Abstract

Statistics published by the Federal Highway Administration indicate that maintenance and rehabilitation of highway pavements in the United States requires an expenditure of over $17 billion a year. In conventional visual and manual pavement distress analysis approaches inspectors traverse roads and stop and measure distress objects when they are found. Therefore, the conventional approaches are very costly, time consuming, dangerous, labor intensive, tedious, subjective, have a high degree of variability, are unable to provide meaningful quantitative information, and almost always lead to inconsistencies in distress detail over space and across evaluations. In this paper, a new pavement distress image-enhancement algorithm and a new analysis and classification algorithm are studied. The enhancement algorithm corrects nonuniform background illumination by calculating multiplication factors that eliminate the background lighting variations. The new pavement distress classification algorithm builds a data structure storing the geometry of the skeleton obtained from the thresholded image.

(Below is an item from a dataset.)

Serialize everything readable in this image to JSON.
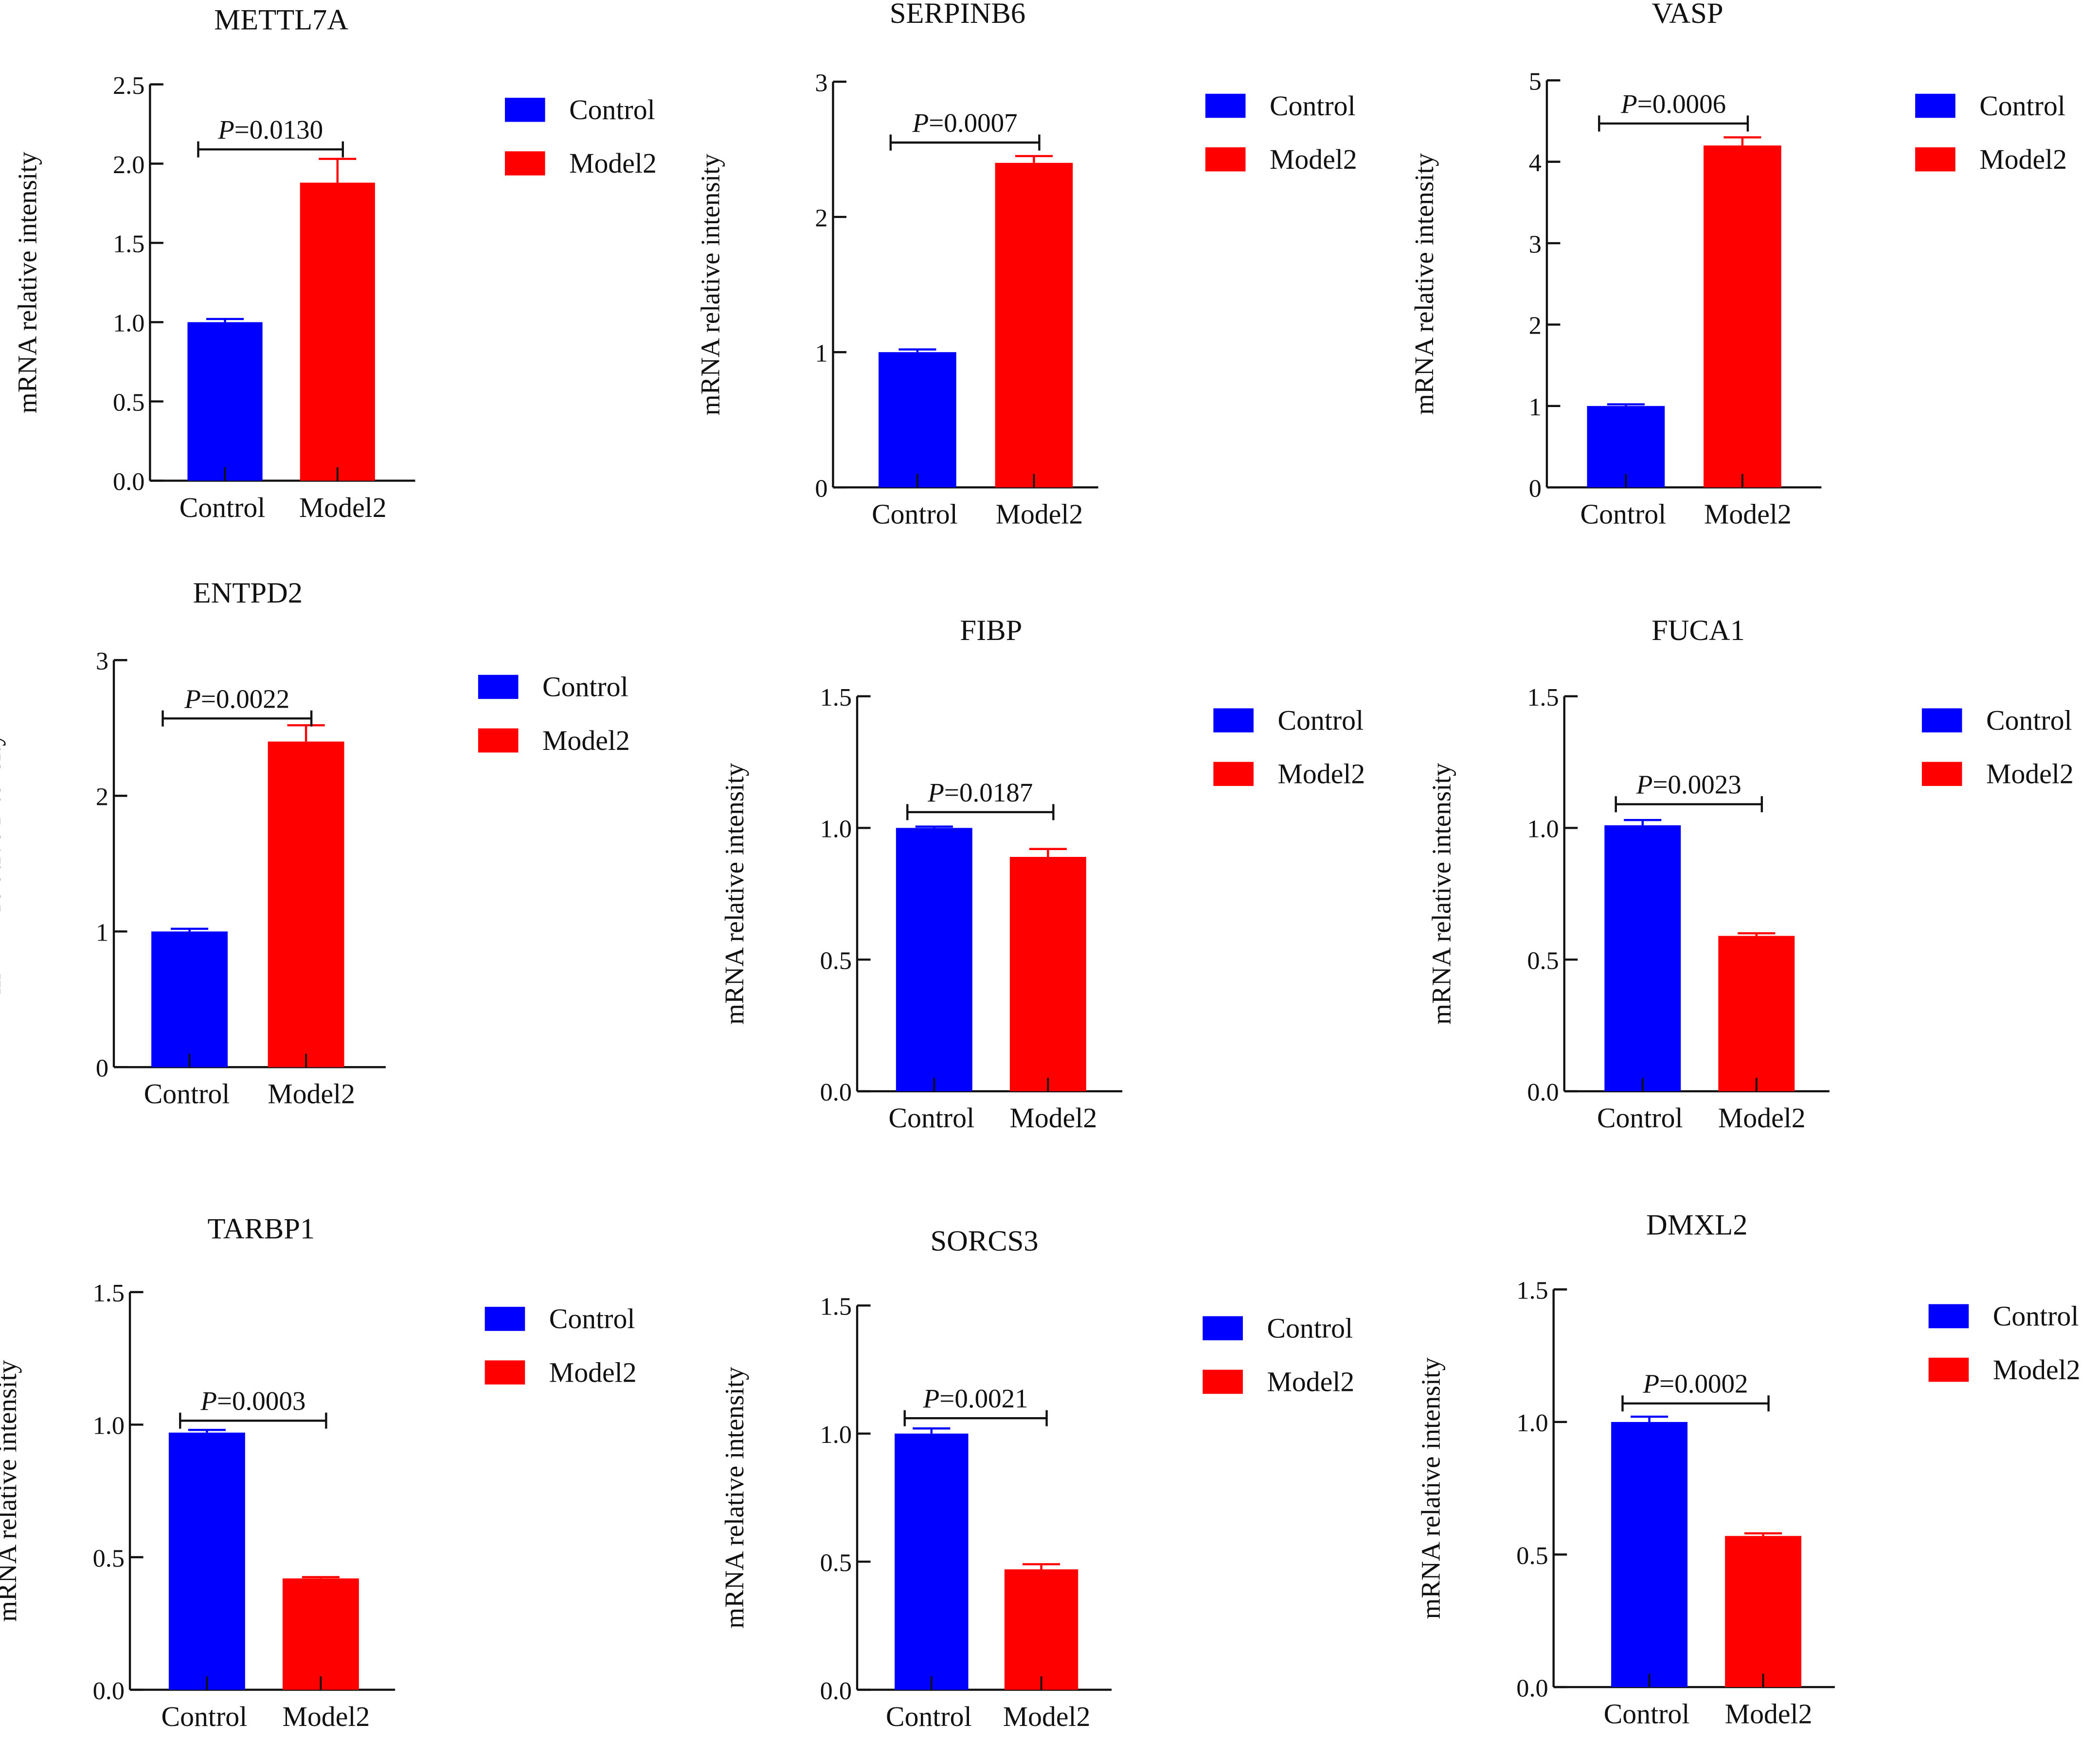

This data structure is pruned, simplified, and aligned, yielding a set of features for distress classification; the number of distress objects, number of branch intersections, number of loops, relative sizes of branches in each direction, etc. The experimental results demonstrate that the proposed algorithm can precisely quantify geometrical and topological parameters, quickly accept new classification rules for classification, and accurately estimate the distress severity from the thresholded image.